Saturday, September 3, 2011

Reflections on Processes

Well I have survived in-service week with a feeling of success and apprehension.  Success in that the workshop (in-service training for the county art teachers) went well.  Apprehension in that I'm not sure I'm ready for the students on Tuesday.  Working on getting my classrooms and plans ready, my independent study for grad school, coaching field hockey and running the kids around to their orientations left me exhausted and stressed by the end of the week.  So to De-stress I decided to do some art.  Well, art in that I continued working on my samples for my 3D Design 1st student project.  After I had spray painted the relief face yellow the paint started to peel from the card board.  So wait for it to dry, scrape off and go at it with green.  I wasn't getting the result I wanted so I decided to test out adding tissue paper to join the different levels.  Didn't work.  So then I stepped back looked at it.  Well it was Supposed to be a portrait of my daughter.  It looked like a really old version of her.  Maybe it needed more height to bring out the cheeks and not be so flat.  Added a few more layers, painted them.  Still not happy.  I had been working outside because of the spray paint.  It was getting dark so I put it away for the night and I'll go back to it today.
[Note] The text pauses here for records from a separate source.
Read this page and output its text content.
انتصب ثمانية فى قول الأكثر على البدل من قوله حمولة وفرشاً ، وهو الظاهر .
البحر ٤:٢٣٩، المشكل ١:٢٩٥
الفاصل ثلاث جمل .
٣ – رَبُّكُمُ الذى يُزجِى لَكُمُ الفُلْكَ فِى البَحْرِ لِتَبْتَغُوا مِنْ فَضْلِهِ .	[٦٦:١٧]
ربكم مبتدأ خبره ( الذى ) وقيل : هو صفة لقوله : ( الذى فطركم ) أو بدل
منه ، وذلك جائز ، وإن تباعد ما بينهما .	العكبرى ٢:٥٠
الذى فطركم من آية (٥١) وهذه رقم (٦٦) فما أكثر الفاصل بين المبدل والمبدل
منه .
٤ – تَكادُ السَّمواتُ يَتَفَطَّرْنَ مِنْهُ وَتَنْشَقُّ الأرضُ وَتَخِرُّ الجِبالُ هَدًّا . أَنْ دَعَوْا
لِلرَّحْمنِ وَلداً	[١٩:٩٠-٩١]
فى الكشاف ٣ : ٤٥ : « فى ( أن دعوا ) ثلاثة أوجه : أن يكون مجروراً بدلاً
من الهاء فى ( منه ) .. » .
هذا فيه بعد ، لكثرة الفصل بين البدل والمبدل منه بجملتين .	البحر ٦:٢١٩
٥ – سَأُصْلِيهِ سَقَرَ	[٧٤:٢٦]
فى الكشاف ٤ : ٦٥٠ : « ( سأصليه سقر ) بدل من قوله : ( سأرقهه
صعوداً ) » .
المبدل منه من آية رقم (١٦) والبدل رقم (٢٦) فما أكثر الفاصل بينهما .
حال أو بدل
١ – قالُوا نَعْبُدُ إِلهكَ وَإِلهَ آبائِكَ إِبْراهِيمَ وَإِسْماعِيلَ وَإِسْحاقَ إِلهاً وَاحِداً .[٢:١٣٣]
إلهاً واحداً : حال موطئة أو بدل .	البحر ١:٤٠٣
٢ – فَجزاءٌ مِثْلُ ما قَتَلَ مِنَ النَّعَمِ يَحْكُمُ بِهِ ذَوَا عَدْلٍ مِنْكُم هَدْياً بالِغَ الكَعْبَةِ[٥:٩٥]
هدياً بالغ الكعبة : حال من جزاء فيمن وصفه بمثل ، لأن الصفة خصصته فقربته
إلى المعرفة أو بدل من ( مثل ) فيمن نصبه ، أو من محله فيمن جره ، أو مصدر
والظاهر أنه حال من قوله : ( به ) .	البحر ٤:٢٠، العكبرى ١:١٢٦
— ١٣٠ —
Needs work, still looks like old lady
Seems too flat still in the face
Edges of the relief





Even though I was not so happy with the way the artwork was going the process of working on it calmed my brain enough that thoughts of how to continue to build my lessons began to flow through my head.  I had originally thought that I would steer my students toward using one color of paint for their surface treatment.  In the style of Louise Nevelson, they would build with multiple boards and use color to unify the entire work.  Well.... Students will be using all boards to build their relief sculpture, not various materials.  So in essence their work is unified my the building material and using only one color isn't so nearness for unification.  While I still want to discuss and have students investigate the symbolic meaning of color with this project, the use of multiple colors may actually enhance their artwork.  The variety in color may actually express more about their personality than a single color.  But how to do it is now the question.  I think I will revisit the tissue paper idea, but also experiment with paint too.  The only problem with paint is that because of having 25 students in the class, tempra paint or spray paint is my only option.  Acrylic and oil are out because of the amount that would be needed and the cost of the paint is too much for my budget.  Maybe I need to start by spray painting the entire sculpture with white.  This may make the colors more vibrant than painting directly on the brown card board.